Into this world of stifling splendour come two sisters. Princesses Anastasia and Militza from Montenegro are famed for their wild beauty and mystical powers. They befriend the isolated Tsarina Alexandra and use their psychic gifts to help in her increasingly desperate quest to produce a male heir. In one doomed last throw of the dice, the princesses introduce Rasputin to the Russian court. Forgotten by history, these extraordinary sisters played a frustrating role in the fate of the Romanov family – a true story of love, lust, power and betrayal.
'I couldn't put it down' CLAUDIA WINKLEMAN.
'Brilliant' CANDACE BUSHNELL.
'A rip-roaring read' DAISY GOODWIN.
'Sumptuous ... Intrigue and black magic in the time of Rasputin' iNewspaper.
'Glamour, scandal and Russian princesses ... A rollicking read' Good Housekeeping.

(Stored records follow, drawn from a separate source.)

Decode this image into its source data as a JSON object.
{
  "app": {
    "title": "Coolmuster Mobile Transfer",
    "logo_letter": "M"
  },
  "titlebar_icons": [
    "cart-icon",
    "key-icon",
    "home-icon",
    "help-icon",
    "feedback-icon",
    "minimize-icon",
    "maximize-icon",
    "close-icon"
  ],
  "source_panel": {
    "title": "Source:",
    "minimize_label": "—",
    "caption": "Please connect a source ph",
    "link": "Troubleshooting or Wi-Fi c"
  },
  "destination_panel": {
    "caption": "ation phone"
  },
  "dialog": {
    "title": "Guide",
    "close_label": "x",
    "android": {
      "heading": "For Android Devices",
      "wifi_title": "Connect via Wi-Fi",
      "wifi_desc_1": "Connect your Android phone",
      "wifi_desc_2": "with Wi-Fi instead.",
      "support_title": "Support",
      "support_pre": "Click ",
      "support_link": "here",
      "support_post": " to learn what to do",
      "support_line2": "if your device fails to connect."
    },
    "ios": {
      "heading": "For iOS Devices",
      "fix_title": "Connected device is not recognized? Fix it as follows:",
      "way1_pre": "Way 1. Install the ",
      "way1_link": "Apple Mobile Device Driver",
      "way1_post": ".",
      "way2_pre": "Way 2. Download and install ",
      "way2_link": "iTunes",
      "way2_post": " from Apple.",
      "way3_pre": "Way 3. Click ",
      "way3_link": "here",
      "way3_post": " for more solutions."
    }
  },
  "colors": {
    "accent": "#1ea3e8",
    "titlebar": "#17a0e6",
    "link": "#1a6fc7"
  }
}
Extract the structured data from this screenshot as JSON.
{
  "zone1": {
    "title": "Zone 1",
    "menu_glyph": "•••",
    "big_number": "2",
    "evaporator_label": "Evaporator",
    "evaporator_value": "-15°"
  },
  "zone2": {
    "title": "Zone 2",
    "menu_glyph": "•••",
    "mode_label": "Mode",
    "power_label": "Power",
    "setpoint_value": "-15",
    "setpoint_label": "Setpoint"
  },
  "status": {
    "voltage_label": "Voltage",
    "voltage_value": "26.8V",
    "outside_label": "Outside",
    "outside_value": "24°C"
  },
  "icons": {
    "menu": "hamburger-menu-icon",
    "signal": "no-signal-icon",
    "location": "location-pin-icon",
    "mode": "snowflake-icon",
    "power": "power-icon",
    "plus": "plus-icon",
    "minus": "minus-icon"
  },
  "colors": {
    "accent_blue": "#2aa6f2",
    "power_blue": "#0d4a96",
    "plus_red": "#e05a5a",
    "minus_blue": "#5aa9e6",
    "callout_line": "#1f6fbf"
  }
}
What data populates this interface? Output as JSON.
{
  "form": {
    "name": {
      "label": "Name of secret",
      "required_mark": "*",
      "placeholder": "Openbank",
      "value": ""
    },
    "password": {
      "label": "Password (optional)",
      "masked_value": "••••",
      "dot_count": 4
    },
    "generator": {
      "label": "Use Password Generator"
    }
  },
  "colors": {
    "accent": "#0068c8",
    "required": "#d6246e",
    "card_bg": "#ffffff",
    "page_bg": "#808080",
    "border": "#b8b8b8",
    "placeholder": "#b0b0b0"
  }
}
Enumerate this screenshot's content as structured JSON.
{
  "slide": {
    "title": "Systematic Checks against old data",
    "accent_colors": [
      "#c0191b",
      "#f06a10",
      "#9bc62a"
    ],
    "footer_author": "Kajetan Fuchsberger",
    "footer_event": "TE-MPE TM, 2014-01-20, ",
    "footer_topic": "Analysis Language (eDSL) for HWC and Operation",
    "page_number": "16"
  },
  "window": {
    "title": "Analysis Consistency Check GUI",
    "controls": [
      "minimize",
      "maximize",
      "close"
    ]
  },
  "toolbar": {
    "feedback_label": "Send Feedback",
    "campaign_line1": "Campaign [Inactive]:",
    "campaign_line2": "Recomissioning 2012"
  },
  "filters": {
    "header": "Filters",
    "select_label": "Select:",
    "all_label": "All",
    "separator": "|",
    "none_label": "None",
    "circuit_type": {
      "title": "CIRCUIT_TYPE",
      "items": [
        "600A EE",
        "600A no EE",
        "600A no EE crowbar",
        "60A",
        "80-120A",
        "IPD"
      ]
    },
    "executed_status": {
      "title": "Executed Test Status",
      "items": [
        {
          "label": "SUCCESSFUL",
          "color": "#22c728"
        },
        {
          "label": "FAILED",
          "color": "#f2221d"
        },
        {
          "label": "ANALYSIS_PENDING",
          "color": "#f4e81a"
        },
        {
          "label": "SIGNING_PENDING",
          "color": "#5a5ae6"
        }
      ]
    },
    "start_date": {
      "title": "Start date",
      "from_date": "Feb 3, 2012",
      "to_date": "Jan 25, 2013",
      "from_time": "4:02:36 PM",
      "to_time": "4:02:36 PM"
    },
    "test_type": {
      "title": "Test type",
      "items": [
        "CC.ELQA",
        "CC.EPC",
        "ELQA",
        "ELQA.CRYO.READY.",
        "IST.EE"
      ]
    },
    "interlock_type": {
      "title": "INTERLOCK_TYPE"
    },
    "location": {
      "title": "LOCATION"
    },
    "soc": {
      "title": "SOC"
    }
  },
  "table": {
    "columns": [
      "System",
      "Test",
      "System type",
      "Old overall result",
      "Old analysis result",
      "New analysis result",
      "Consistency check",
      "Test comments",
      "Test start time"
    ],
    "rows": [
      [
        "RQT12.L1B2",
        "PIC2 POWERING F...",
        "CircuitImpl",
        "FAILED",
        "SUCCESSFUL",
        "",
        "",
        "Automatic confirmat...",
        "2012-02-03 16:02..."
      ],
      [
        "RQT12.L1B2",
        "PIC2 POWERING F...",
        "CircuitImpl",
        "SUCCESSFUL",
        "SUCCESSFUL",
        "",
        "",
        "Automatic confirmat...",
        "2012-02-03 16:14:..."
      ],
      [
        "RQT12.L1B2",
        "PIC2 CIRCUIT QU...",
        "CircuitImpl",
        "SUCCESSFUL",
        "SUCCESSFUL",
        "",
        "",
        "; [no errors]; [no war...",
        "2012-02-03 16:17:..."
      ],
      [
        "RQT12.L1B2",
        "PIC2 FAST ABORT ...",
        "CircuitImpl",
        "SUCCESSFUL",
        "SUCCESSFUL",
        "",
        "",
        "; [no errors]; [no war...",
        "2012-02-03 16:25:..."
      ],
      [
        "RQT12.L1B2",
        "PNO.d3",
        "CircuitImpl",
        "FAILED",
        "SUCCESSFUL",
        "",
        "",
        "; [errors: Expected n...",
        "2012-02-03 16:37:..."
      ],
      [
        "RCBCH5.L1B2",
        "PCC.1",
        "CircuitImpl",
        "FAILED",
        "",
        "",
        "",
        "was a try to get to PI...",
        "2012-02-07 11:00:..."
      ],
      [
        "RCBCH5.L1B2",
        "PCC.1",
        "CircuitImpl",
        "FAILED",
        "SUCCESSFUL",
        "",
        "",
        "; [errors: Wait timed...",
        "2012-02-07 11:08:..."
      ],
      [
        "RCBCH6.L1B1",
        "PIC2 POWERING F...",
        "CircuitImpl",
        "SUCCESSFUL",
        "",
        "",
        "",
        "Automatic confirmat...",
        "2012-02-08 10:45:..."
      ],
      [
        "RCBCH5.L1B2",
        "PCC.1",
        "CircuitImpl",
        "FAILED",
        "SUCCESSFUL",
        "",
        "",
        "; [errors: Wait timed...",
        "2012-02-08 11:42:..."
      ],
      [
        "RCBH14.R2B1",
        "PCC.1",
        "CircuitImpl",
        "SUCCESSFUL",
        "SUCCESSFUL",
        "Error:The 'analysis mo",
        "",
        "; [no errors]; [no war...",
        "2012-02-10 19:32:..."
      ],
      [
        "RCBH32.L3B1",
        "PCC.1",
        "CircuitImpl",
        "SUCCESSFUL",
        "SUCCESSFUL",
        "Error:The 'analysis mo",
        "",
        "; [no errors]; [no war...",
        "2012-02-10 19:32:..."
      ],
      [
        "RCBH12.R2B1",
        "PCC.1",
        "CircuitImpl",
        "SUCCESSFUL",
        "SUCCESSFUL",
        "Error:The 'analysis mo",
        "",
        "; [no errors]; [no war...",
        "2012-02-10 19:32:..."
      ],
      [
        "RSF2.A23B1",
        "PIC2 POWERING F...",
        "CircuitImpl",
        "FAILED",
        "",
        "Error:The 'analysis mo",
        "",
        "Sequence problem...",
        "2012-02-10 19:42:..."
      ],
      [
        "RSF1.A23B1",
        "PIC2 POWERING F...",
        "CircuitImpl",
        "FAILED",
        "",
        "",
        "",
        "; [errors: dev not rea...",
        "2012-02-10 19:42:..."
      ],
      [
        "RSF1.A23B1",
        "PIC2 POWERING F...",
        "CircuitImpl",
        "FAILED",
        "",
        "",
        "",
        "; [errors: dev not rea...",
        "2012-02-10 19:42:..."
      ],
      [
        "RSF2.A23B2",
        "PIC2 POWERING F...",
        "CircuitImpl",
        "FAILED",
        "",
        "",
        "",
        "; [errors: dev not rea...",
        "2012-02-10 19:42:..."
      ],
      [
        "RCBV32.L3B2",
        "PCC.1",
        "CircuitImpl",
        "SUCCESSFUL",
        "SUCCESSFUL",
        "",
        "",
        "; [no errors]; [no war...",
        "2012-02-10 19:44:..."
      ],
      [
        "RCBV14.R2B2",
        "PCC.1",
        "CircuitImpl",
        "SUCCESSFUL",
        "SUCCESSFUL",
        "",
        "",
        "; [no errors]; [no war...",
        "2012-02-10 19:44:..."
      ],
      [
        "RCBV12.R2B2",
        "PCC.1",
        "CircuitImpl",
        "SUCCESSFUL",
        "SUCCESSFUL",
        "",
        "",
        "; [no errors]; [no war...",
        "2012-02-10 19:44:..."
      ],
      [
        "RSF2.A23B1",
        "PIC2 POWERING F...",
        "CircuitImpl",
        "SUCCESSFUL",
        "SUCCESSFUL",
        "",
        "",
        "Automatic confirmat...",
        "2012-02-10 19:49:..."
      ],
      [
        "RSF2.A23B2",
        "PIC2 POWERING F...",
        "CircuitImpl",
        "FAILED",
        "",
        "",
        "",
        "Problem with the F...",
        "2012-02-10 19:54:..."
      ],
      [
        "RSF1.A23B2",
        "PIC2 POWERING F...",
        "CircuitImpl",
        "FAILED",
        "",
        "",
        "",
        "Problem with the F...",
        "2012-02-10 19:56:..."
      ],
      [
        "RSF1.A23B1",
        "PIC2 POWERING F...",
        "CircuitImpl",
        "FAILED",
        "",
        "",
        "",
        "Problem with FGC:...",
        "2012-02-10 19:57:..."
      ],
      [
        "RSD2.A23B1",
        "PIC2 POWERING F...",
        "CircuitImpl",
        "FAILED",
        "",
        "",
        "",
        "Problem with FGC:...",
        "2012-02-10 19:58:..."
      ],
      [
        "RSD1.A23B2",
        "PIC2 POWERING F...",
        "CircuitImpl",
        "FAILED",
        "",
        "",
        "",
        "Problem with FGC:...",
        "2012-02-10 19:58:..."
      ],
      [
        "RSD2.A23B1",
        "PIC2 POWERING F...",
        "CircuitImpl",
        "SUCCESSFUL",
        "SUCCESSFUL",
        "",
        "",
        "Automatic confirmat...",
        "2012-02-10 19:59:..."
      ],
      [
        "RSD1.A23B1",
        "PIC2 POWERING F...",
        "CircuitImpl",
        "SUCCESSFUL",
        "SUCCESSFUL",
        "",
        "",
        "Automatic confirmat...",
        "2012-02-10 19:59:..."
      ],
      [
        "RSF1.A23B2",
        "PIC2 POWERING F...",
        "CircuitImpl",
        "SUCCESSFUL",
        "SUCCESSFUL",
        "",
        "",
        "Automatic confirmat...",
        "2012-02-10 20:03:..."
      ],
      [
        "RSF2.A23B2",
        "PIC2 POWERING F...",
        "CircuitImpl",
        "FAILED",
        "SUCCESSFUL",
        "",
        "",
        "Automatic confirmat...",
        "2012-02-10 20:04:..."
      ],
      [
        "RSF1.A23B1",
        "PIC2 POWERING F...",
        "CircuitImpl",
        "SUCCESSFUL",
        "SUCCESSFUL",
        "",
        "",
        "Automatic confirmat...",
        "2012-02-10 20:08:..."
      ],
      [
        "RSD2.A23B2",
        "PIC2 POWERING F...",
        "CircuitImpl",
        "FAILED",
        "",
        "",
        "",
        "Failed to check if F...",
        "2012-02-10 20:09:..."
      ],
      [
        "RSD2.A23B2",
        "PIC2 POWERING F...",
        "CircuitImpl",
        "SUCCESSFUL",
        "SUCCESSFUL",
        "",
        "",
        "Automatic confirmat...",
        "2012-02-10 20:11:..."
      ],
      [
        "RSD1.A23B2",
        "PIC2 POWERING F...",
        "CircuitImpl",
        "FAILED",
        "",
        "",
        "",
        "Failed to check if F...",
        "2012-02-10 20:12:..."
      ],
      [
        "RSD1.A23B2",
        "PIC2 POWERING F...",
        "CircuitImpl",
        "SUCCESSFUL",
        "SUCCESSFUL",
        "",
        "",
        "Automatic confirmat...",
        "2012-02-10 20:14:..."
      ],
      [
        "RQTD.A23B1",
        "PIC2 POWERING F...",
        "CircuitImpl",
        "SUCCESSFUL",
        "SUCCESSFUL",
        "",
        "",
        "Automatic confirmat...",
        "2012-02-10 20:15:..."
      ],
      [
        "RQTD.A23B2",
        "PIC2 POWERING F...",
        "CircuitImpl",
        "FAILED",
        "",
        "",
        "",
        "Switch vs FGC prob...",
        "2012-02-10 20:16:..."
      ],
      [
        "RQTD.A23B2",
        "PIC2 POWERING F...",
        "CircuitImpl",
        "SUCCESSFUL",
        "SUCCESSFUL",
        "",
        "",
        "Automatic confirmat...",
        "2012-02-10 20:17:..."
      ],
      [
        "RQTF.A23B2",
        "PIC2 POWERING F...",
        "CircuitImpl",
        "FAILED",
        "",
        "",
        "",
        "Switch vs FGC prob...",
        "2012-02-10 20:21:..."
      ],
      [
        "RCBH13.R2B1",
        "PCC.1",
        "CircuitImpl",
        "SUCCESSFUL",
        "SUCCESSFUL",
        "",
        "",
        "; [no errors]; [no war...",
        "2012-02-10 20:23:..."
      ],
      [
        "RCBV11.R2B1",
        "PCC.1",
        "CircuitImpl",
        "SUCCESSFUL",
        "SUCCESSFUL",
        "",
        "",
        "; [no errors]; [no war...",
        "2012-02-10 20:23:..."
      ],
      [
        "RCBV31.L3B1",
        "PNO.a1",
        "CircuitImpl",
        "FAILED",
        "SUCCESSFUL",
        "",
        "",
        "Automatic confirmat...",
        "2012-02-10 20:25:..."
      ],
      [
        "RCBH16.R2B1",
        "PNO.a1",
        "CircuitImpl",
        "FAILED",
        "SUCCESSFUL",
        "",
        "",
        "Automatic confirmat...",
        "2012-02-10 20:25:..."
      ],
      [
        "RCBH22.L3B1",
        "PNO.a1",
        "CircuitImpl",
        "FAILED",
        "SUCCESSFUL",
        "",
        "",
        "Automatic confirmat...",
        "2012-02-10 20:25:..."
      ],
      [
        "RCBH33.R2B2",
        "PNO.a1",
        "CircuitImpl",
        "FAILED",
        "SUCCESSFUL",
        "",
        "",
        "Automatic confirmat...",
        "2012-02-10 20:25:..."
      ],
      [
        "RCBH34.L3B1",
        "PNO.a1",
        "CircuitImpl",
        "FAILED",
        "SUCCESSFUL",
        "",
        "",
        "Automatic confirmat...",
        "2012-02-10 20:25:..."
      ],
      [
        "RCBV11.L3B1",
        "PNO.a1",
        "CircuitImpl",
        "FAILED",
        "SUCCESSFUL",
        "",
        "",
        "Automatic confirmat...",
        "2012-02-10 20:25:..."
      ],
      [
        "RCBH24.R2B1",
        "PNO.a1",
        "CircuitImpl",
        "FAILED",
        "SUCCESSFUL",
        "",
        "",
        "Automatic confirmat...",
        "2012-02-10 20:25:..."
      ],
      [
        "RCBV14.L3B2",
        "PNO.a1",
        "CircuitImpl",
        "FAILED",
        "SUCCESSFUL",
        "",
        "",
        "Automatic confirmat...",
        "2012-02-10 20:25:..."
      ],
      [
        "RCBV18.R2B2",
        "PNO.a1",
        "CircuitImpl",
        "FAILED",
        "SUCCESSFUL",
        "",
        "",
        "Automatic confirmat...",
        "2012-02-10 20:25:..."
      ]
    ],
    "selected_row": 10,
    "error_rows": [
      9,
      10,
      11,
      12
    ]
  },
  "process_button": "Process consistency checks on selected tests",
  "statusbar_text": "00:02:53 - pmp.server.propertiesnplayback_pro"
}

Edwards-Jones's rich historical debut explores the lives of the Montenegrin princesses Militza Nikolayevna and Anastasia, who married Russian royals and introduced Siberian mystic Grigory Rasputin to the Tsarina Alexandra. After their arranged marriages in 1889, the young sisters settle into their lives, though doing so is difficult. They're derided for their provincial upbringing and told they smell of goat. However, their reputation for otherworldly talents captures the tsarina's attention, and after the death of the tsar's beloved brother, George, Alexandra begs the sisters to help her conceive a son. After an endless parade of professed holy men and charlatans, a son, Alexei, is born, but his blood disorder puts more pressure on the sisters. Enter the odiferous, duplicitous Rasputin, who claims he can help Alexei. A palpable darkness settles over the narrative as the author plunges into the unsavory aspects of mysticism and the occult while revealing how far the sisters are willing to go to retain power. The sisters do inspire sympathy: they have very little agency, and the occult offers them glamour and influence beyond their wildest dreams. Edwards-Jones also paints a sympathetic picture of the tsarina, herself an outsider. Readers fascinated with the Romanovs and this tumultuous period in Russian history will be enthralled by this deliciously dark and memorable novel.